Estacionou o carro onde era possível parar e foi em direção à entrada do pronto-socorro. Na porta, sem notar que a confusão do lado de dentro era grande, perguntou a um porteiro onde obter informações sobre um paciente. O homem se limitou a mostrar a ele o clichê logo na entrada.

No interior – meu velho pai se lembrou disso por uma boa parte da vida – a situação era caótica. Havia acontecido um acidente de trânsito na região e duas ambulâncias vomitavam feridos, um atrás do outro, naquela emergência. O único médico presente se esforçava para colocar ordem na desordem, ajudado por duas ou três profissionais de enfermagem. Uma delas, a mais desesperada com a situação, viu aquele homem todo de branco no lugar e o agarrou pelo braço:
– Doutor, o senhor caiu do céu! Venha cá.
Antes de poder falar qualquer coisa e nem ao menos obter a informação que iria pedir, o empresário de metalurgia e jogador de bocha nas horas vagas viu-se diante de uma pessoa com fratura exposta numa das pernas, gemendo de dor sobre uma das macas. A enfermeira perguntou:
– Do que o senhor precisa além dos instrumentos que estão aí?
– Está havendo um engano – disse ele como que numa súplica.
– Como? – Quase gritou a enfermeira como quem não quer acreditar. “O senhor é o quê?”
Ele conseguiu então tentar explicar que sua roupa era um uniforme de bocha do Ipê Clube e que ele estava ali tentando obter informações sobre uma pessoa que havia passado mal.
– Isso é uma emergência, sujeitinho! Uma emergência! E o senhor me vem aqui fantasiado de médico. Vá embora!
Sem ação, o velho Nelson Albuquerque Silva olhou para os lados.
Todos estavam concentrados no atendimento aos feridos do acidente, no balcão de atendimento não havia mais viva alma e o porteiro ou segurança olhou para ele e mostrou a porta da saída com o dedo indicador de uma das mãos.
Ele saiu. E no exato momento em que um outro sócio, esse realmente médico, chegava para pedir informações sobre o mesmo assunto, conseguiu saber que o funcionário do clube havia sido medicado de gastrite, estava repousando antes de ir embora e passava bem. Pelo menos ele, claro.

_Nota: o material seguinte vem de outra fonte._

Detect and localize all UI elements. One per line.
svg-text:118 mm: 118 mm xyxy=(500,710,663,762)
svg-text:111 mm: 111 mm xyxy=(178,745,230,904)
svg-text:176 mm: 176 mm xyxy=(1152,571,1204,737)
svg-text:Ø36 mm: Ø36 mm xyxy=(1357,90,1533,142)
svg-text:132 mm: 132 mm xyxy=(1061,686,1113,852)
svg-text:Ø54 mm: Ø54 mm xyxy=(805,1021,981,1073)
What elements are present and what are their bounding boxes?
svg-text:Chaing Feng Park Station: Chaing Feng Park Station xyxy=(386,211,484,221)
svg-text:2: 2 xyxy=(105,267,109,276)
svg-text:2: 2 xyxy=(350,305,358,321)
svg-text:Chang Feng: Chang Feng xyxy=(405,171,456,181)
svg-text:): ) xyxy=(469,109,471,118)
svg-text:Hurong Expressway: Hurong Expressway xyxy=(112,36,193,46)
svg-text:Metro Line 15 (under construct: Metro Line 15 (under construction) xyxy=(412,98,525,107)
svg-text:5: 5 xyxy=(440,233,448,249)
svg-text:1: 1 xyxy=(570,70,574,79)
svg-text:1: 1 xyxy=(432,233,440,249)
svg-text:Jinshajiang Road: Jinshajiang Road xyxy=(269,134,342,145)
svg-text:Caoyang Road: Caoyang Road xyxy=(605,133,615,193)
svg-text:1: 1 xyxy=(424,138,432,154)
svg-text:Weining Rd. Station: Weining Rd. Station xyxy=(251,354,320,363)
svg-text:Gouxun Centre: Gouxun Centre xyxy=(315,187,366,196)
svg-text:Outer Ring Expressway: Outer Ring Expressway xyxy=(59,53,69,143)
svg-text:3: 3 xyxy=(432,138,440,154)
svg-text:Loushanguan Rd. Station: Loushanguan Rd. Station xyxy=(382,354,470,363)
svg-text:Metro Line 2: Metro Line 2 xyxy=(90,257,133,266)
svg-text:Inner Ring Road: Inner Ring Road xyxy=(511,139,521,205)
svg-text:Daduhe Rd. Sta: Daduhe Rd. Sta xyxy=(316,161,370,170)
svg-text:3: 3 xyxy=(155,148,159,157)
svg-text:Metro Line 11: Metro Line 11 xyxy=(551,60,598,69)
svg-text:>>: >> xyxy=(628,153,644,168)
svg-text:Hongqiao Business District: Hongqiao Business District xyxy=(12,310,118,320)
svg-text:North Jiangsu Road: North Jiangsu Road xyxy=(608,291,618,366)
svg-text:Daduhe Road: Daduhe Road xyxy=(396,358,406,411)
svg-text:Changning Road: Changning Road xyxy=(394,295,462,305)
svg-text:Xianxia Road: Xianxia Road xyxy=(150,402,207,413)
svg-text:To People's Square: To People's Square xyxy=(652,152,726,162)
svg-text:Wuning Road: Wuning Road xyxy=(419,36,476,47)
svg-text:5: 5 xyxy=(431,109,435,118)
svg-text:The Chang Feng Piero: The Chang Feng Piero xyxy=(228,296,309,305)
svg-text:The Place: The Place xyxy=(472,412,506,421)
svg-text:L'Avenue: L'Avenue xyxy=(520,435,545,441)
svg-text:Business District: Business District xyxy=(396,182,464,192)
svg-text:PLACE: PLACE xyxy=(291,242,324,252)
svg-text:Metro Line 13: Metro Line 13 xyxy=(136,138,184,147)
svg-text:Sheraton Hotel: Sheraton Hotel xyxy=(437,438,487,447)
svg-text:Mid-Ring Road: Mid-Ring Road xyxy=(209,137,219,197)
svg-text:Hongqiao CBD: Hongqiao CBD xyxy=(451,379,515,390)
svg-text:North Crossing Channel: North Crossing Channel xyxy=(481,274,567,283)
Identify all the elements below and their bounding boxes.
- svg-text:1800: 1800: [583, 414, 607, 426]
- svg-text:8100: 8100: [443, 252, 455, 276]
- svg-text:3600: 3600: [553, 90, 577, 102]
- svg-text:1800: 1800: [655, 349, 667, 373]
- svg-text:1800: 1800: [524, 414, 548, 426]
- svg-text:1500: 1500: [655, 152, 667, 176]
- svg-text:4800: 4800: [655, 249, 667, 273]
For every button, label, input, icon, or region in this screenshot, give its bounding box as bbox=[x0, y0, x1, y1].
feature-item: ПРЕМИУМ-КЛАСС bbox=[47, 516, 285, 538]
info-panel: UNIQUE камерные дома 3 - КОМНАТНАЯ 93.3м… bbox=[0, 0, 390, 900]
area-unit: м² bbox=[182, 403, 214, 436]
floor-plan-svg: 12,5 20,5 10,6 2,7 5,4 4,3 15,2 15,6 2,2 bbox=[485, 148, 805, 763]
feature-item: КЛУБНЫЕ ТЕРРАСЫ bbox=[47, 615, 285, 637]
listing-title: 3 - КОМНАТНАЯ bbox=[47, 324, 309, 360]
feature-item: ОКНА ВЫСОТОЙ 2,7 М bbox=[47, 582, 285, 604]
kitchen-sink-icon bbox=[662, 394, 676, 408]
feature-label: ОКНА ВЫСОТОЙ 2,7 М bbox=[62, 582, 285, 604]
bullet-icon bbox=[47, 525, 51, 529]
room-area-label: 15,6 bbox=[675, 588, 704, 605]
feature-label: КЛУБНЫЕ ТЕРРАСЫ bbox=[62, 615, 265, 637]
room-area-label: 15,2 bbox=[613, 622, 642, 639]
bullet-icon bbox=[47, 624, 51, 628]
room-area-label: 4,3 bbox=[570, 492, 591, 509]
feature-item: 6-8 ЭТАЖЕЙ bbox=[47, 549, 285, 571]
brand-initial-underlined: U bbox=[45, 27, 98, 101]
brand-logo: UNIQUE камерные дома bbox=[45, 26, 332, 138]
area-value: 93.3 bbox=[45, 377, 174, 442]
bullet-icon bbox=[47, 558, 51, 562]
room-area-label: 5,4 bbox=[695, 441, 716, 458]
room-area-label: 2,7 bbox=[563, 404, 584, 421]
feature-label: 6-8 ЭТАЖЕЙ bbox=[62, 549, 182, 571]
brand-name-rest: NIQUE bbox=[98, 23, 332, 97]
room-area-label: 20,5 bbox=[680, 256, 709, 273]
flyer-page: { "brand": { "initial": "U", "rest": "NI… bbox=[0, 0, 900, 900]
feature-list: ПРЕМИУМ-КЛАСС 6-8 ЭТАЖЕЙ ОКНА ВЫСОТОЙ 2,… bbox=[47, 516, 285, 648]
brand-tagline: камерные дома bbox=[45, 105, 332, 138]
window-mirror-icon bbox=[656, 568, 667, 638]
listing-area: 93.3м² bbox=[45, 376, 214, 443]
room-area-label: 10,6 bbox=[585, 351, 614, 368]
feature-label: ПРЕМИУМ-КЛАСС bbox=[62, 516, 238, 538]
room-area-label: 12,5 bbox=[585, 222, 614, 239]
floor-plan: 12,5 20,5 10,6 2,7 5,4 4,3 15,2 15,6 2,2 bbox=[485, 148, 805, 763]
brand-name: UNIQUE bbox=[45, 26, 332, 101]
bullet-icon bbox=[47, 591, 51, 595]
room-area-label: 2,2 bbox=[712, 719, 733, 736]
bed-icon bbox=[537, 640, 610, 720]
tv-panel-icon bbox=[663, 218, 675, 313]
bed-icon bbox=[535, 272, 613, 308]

Voltaram para o Ipê tão logo puderam. E as peripécias daquele dia viraram motivo de piada no clube por um bom tempo, onde a toda hora o “doutor da bocha” era cumprimentado pelos colegas de jogos, em meio a tapinhas nas costas e rodadas de cerveja.

O velho não descansou enquanto não soube que a pessoa ferida com fratura exposta na perna havia sobrevivido. O funcionário, claro, também. Entre mortos e feridos restou ao “doutor” uma boa história para contar durante um bom tempo.